Most well known of all the mulled beers was Wassail. Recipes for this holiday favorite vary, but all were based upon the same basic formula. Sugar was placed in the bottom of a bowl, one pint of warm beer was then poured in along with nutmeg, ginger and cinnamon.
One mulls beer by simmering beer in a pan, nearly always with the following ingredients:
- honey, agave nectar, or sugar
but also sometimes adding
- egg yolk
- star anise
- black pepper
- allspice berries
and occasionally garnishing the drink with orange rinds. The mixture should be brought to a simmer but not a boil, and heated for 5 to 10 minutes depending on the recipe.
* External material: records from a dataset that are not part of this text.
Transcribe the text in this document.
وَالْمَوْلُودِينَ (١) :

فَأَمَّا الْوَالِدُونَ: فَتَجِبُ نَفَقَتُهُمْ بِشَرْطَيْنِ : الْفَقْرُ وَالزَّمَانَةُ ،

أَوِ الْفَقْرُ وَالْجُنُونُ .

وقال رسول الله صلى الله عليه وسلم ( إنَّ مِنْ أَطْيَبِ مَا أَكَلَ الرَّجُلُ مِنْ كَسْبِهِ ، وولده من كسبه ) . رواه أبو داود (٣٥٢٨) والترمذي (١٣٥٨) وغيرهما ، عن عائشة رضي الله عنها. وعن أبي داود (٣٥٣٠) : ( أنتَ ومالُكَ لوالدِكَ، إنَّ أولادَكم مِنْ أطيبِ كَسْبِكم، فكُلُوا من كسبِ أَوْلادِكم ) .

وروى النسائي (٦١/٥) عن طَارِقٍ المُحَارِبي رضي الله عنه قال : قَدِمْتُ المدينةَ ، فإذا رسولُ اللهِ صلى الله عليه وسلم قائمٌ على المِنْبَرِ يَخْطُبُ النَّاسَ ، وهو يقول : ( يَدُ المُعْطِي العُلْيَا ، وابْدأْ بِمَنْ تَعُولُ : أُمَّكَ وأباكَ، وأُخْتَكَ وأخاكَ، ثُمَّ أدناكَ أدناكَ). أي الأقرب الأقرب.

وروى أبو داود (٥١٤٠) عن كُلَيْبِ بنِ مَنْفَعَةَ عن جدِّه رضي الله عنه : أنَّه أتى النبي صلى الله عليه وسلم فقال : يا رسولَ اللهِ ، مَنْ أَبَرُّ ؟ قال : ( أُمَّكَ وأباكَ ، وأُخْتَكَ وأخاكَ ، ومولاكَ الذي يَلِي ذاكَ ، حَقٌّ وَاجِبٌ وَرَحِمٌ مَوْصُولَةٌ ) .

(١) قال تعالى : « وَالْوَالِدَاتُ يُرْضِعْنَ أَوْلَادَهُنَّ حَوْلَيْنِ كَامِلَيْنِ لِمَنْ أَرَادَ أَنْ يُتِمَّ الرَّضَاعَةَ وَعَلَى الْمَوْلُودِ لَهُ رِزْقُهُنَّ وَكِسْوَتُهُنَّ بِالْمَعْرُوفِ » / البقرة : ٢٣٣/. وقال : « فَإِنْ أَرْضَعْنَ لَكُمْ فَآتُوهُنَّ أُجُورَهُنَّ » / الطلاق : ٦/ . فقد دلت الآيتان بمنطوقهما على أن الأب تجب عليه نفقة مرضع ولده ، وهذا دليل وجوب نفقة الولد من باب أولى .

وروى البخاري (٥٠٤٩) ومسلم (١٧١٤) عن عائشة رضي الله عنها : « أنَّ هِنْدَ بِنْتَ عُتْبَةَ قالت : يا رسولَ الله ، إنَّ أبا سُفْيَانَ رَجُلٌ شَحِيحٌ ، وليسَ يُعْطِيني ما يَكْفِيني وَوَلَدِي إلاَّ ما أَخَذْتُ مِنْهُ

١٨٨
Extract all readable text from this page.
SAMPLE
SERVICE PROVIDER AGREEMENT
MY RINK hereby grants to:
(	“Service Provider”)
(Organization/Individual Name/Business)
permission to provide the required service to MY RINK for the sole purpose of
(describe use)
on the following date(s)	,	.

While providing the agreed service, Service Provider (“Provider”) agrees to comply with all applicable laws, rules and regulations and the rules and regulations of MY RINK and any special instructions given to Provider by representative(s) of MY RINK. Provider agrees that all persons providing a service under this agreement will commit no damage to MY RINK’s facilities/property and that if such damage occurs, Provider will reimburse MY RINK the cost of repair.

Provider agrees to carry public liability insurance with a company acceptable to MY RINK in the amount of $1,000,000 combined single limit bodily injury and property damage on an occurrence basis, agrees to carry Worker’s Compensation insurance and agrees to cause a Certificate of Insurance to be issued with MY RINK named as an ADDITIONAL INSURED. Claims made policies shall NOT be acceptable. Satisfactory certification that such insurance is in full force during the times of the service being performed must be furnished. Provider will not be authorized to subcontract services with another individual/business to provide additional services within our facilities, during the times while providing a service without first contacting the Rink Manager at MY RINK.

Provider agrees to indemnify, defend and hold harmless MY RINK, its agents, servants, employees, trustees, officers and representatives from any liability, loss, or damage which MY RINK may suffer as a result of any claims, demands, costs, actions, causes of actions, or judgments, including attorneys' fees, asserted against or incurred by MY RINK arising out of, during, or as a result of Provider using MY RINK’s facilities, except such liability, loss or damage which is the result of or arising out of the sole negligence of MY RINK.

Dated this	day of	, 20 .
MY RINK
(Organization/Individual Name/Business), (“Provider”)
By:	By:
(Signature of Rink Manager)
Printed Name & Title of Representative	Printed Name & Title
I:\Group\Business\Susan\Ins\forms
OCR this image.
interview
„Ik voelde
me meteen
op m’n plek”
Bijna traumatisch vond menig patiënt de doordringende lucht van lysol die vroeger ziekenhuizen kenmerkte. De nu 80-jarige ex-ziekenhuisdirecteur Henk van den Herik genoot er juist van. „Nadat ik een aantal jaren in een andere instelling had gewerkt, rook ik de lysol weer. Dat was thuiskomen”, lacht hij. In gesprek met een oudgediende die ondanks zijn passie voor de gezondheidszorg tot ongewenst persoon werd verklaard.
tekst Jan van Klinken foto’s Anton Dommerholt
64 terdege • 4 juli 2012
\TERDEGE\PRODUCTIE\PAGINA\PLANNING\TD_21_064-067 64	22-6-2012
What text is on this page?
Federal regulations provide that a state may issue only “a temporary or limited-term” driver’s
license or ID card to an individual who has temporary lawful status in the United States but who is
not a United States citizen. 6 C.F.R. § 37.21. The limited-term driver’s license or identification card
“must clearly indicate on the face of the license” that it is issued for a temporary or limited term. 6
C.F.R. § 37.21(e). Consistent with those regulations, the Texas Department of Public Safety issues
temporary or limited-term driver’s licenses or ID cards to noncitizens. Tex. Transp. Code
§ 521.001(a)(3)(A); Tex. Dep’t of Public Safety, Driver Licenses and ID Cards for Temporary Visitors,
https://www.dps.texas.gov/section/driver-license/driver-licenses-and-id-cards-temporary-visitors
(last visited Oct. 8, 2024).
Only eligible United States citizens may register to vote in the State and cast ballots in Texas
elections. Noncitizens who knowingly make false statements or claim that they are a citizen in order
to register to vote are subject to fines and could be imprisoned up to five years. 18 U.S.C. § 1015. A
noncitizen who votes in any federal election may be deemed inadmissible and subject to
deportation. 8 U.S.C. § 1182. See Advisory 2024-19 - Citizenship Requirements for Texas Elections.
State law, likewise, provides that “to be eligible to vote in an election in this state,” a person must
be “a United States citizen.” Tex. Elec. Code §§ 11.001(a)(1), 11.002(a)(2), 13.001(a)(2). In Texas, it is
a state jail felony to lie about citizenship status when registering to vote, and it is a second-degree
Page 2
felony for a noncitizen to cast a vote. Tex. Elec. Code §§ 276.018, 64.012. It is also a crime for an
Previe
Some even refer to warmed beer as "mulled" beer, i.e. beer heated it in its bottle in a pot (or slowcooker) filled with water. For this case, there is not a consensus on the heating temperature, as it appears to vary according to the beer:
Mulled beer needs to be heated slowly. A slow-cooker half-filled with water works well. Just open the bottle and stand it in the uncovered appliance. I also have used a large pot on the stove, with the burner on low. Don't let the water to get anywhere close to boiling -- 130 to 140 degrees is ideal. It's also important to keep the water level constant, so replace the water as it evaporates.
Before serving, you warm the opened bottle [of Brasserie des Franches-Montagnes' La Dragonne] in a pot of hot water to raise the ale's temperature to about 110 degrees.
[Unibroue "Quelque Chose"] should be served like a mulled wine at 122 to 158 degrees Fahrenheit.